Bernhard Hukelmann vom Deutschen Institut für Lebensmitteltechnik (DIL) zeigte den Zuhörern ein neues Greifkonzept zur hygienischen Handhabung von Backwaren durch Robotertechnik. Vor den Augen des Auditoriums konnte der vom DIL entwickelte Greifer mit wenigen Handgriffen ohne Werkzeug zerlegt werden.
Praktischer geht es nicht! Roboter sind aus seiner Sicht nur «dumme Koordinaten- Anfahrmaschinen», die erst durch entsprechende Sensortechnik (häufig Kamerasysteme) und zum Beispiel Greifwerkzeuge für eine sinnvolle Anwendung genutzt werden können. Anhand eines Videos zeigte Hukelmann, wie mit einem vom DIL entwickelten Greifer mit Dekorzucker vollendete Berliner Pfannkuchen umgesetzt werden können - ohne sie zu beschädigen oder die Dekorzuckerschicht abzutragen.
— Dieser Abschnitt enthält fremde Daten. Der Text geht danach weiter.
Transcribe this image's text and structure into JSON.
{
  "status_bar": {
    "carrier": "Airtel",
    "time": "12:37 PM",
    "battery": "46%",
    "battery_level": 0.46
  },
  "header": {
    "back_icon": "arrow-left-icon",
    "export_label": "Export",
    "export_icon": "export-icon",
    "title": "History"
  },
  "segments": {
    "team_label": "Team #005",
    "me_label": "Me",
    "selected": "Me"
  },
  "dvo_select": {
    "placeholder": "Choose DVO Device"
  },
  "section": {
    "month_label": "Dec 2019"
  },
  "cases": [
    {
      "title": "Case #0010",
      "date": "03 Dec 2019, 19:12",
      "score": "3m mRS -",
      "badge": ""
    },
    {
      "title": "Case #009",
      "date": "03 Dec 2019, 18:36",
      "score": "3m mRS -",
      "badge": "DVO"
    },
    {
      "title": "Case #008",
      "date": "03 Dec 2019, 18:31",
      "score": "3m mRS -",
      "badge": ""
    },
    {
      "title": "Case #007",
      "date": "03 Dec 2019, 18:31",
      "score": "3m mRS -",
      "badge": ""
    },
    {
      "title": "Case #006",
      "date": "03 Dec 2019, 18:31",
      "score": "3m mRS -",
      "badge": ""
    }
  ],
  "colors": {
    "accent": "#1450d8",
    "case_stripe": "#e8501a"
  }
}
In seinem Schlusswort bedankte sich VDB-Präsident Günther Behringer für die gute Organisation des Forums und für die Expertise im Rahmen der Vorträge. Er betonte die Notwendigkeit für die Backwarenproduzenten, sich auf die wandelnden Arbeitsbedingungen einzustellen. Waren Mitarbeiter der Backbranche früher stärker als Mitarbeiter aus anderen Branchen von Berufskrankheiten und Unfällen betroffen, so konnte dies auch durch Automatisierung in vielen Herstellungsprozessen deutlich verbessert werden. Den Referenten ist es mit ihren hervorragenden Vorträgen gelungen, die Vielschichtigkeit der Automatisierung sehr praxisnah aufzuzeigen.